After Stanford Internet Observatory researcher David Thiel found links to child pornography (CSAM) in an AI training dataset that infected image generators, the controversial dataset was immediately deleted in 2023.
The Large-scale Artificial Intelligence Open Network (LAION) team has now released a cleaned version of the LAION-5B dataset, called Re-LAION-5B. According to them, it is “the first web-scale dataset of text links to images that has been thoroughly cleaned of known links to suspected child sexual abuse.”
To clear the dataset, LAION worked with the Internet Watch Foundation (IWF) and the Canadian Centre for Child Protection (C3P) to remove 2,236 links that matched hashed images in the online safety organizations’ databases. Removals included all of the links flagged by Thiel, as well as content flagged by LAION partners and other watchdogs, such as Human Rights Watch, which warned of privacy concerns after photos of real children were included in the dataset without their consent.
In his research, Thiel warned that “incorporating child abuse material into AI model training data leads to the learning of tools to associate children with illegal sexual activity, and uses well-known images of child abuse to generate new, potentially realistic child abuse content.”
Thiel pressed LAION and other researchers scouring the internet for AI training data that a new security standard was needed to better filter out not just CSAM, but also all explicit images that could be combined with photos of children to generate CSAM. (The U.S. Department of Justice recently reiterated emphatically that “CSAM generated by AI is still CSAM.”)
While LAION's new dataset does not make any changes to models trained on the previous dataset, LAION claimed that Re-LAION-5B establishes “a new safety standard for cleaning web-scale image-link datasets.” Where previously illegal content “slipped through LAION's filters,” the researchers have now developed an improved new system “for identifying and removing illegal content,” according to LAION's blog post.
Thiel told Ars that he would agree that LAION has set a new security standard with its latest release, but “there are absolutely ways to improve it.” However, “those methods would require either possession of all the original images or an entirely new crawl,” and LAION's post made clear that it only used image hashes and did not perform a new crawl that could have risked pulling in more illegal or sensitive content. (On Threads, Thiel shared more in-depth impressions of LAION's effort to clean up the dataset.)

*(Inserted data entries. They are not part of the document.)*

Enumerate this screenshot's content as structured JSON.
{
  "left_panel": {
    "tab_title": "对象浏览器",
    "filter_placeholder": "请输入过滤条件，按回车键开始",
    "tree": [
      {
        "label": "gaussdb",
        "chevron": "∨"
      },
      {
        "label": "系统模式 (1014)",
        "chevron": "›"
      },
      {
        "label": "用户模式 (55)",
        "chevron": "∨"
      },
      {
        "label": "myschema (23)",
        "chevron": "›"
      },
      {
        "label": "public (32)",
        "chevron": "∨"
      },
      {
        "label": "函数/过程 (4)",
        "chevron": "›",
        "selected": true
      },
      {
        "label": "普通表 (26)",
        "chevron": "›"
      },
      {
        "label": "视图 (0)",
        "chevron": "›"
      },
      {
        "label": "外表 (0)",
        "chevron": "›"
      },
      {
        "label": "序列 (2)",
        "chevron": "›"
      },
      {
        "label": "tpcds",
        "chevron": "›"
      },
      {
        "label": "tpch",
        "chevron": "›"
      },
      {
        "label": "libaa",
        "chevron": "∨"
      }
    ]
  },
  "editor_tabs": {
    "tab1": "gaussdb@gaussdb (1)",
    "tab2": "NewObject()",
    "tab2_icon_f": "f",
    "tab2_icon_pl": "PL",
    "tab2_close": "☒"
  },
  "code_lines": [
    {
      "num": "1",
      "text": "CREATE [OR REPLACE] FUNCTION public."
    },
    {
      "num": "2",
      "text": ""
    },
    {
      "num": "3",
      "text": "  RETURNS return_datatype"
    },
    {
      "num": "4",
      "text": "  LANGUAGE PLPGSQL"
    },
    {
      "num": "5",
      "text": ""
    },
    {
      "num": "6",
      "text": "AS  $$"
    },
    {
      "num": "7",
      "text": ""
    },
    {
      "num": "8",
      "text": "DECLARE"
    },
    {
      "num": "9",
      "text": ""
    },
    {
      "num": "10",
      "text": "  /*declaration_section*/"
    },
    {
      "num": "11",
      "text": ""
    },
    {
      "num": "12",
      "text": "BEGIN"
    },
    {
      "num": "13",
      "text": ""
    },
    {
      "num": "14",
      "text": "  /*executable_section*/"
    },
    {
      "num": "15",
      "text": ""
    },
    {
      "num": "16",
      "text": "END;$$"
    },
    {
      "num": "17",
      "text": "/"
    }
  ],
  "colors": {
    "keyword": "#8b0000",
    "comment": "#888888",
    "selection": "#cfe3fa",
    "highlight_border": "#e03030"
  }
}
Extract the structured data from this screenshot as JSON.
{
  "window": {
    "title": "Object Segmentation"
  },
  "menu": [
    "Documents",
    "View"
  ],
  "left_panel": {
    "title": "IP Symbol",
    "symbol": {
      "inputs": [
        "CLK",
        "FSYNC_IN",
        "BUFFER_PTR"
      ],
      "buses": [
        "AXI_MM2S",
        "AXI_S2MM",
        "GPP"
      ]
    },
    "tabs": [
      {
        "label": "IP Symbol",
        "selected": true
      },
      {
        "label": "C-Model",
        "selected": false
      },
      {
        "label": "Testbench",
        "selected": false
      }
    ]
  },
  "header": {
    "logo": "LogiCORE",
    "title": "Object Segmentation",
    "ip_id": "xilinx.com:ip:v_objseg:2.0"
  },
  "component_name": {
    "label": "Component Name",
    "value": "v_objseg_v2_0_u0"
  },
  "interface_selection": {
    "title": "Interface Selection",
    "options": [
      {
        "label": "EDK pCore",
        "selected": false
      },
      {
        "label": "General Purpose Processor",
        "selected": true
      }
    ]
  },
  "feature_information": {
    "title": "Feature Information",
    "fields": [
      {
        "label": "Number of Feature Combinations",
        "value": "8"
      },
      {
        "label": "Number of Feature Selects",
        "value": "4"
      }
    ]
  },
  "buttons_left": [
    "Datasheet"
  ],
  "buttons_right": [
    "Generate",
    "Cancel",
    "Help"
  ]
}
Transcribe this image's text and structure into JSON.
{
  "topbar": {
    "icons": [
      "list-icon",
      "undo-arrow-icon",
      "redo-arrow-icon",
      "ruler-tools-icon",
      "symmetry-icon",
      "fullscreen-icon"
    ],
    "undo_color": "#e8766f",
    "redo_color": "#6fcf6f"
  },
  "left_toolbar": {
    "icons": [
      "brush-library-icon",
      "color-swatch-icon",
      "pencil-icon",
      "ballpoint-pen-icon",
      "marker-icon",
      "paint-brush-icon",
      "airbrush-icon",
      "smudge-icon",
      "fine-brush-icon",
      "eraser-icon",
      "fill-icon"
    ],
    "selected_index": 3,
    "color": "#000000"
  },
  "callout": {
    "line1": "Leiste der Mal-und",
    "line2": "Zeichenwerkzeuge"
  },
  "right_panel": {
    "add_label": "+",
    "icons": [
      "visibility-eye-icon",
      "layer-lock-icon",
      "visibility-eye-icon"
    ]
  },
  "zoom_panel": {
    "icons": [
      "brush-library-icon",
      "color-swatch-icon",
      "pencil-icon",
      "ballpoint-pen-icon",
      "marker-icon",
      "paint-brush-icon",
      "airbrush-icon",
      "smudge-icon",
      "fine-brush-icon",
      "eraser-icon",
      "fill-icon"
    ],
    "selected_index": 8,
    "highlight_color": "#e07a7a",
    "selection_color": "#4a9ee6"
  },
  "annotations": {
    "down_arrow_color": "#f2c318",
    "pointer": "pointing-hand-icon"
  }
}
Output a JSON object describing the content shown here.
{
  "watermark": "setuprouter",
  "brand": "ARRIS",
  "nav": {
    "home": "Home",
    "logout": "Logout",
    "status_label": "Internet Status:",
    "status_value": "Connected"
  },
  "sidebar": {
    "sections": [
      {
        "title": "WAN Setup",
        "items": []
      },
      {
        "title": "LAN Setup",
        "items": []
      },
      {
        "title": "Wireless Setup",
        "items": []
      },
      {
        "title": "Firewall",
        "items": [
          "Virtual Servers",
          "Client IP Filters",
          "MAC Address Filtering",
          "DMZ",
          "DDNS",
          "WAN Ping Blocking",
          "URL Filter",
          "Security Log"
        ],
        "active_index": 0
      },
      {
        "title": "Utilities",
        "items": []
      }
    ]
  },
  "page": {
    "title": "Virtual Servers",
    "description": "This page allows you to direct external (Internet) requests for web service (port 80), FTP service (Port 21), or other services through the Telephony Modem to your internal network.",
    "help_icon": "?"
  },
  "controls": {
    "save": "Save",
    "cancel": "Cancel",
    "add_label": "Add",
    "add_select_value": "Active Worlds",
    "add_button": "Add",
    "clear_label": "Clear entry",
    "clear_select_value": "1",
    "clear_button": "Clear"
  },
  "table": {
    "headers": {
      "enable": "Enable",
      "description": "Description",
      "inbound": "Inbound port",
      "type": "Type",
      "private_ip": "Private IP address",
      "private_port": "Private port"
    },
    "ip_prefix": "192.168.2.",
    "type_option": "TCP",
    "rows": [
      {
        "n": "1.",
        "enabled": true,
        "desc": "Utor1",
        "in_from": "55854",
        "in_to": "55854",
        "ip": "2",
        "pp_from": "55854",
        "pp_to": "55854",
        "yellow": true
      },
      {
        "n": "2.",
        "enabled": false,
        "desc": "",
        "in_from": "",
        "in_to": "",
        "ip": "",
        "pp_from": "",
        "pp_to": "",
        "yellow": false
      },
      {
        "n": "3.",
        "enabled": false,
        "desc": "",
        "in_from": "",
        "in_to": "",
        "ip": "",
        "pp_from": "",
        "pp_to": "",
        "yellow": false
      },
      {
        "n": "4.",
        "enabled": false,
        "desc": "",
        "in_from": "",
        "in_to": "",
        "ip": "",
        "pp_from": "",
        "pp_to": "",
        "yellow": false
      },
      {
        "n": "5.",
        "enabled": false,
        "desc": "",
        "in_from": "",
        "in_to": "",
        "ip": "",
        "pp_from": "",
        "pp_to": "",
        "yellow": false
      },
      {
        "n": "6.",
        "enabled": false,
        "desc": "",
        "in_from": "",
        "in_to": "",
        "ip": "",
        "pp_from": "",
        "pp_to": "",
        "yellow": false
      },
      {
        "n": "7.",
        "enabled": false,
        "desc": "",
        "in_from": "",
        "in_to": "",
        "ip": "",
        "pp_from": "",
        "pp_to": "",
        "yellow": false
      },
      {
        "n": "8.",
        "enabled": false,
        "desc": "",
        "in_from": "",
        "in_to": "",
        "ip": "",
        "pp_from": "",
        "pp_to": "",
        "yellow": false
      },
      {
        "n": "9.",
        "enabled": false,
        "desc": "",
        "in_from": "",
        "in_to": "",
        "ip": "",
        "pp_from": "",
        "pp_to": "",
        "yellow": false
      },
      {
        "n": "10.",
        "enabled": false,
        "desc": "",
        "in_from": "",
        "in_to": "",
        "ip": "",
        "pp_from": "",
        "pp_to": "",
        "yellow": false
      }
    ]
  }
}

LAION warned that “current advanced filters alone are not reliable enough to guarantee protection against CSAM in scenarios where data is composed at web scale.”
“To ensure better filtering, lists of hashes of suspicious links or images created by expert organizations (in our case IWF and C3P) are suitable choices,” the LAION blog states. “We encourage research labs and other organizations that compile datasets from the public web to work with organizations like IWF and C3P to obtain such hash lists and use them for filtering. In the longer term, a larger community initiative can be created that makes such hash lists available to the research community working on compiling datasets from the web.”
According to LAION, the biggest concern is that some links to known CSAM files included in a 2022 dataset are still active more than a year later.
“It is a clear signal that law enforcement agencies should intensify their efforts to remove domains hosting such images from the public web, based on information and recommendations from organizations such as IWF and C3P, making it a safer place, also for various types of research-related activities,” LAION's blog reads.
HRW researcher Hye Jung Han praised LAION for removing sensitive data it had flagged, but also urged more interventions.
“LAION's responsive removal of some children's personal photos from their dataset is very welcome and will help protect these children from having their likenesses misused by AI systems,” Han told Ars. “It is now up to governments to pass child data protection laws that protect the privacy of all children online.”
While LAION's blog stated that the removed content represented an “upper bound” of child sexual abuse in the original dataset, AI specialist and Creative.AI co-founder Alex Champandard told Ars he is skeptical that all child sexual abuse has been removed.
“They're only filtering out previously identified CSAM, which is only a partial solution,” Champandard told Ars. “Statistically, most CSAM cases have probably never been reported or investigated by C3P or IWF. A more reasonable estimate of the problem is around 25,000 instances of things you would never want to train generative models on — maybe even 50,000.”
Champandard agreed with Han that more regulation is needed to protect people from the dangers of AI when training data is taken from the web.
“There is room for improvement on all fronts: privacy, copyright, illegal content, etc.,” Champandard said. Because “too many data rights are violated with such web-scraped datasets,” Champandard suggested that datasets like LAION's “will not stand the test of time.”
“LAION is simply operating in the regulatory gap and lagging behind the legal system until policymakers realize the magnitude of the problem,” Champandard said.